Elizabeth R. Hayford
Israel and Palestine will never be at peace, writes French journalist Cypel, until Israel acknowledges that "the occupation is the terrain on which terrorism prospers, borne along by desire for liberation."There is much else to understand, writes Cypel, who keeps up a running argument with historian Benny Morris and other Israeli intellectuals throughout. One is a massacre of Palestinian civilians that occurred a week after Israel's declaration of independence; the alleged organizer went on to become the assistant secretary of the Ministry of Defense, and the deaths at Tantura went largely unremembered until a "student historian whose methodology is sometimes faulty and often confused" began to look into the matter.

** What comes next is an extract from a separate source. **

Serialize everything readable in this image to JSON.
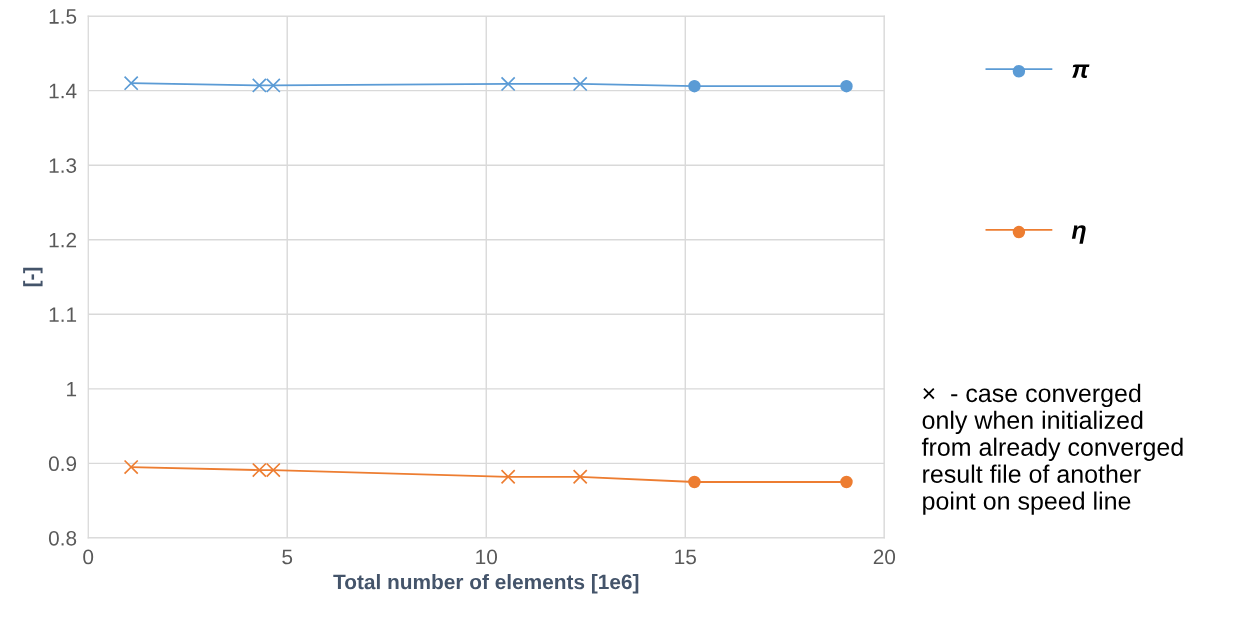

Another point requiring airing, Cypel argues, is the fact that Israeli independence, which came about as a result of UN Resolution 181, theoretically has a twin: The General Assembly recommended that Palestine be divided into two co-equal states, one Arab and the other Jewish, that would cooperate economically. "This resolution," Cypel writes, "has never, to my knowledge, appeared in its entirety in Hebrew." It has probably not been widely circulated in Arabic either, and, though he is inclined to blame Israeli intransigence above other causes, Cypel acknowledges that Israeli wrongdoing has often been matched by actions on the other side, such that two fundamentally ethnocentric national movements-both "late on the level of political mentality"-are now dancing together, each wishing the other would disappear. This will likely not happen, of course, and Cypel, like everyone else, comes up short when it comes to offering answers. He is rather better at describing large-scaletrends within Israeli society, including ever-increasing Americanization, which some Israelis consider a welcome alternative to old-fashioned Zionism. He is also good when it comes to describing the political failings of Palestinian Authority under Arafat, which did little to improve matters. Partial and polemical, but of interest to students of the Israeli-Palestinian conflict.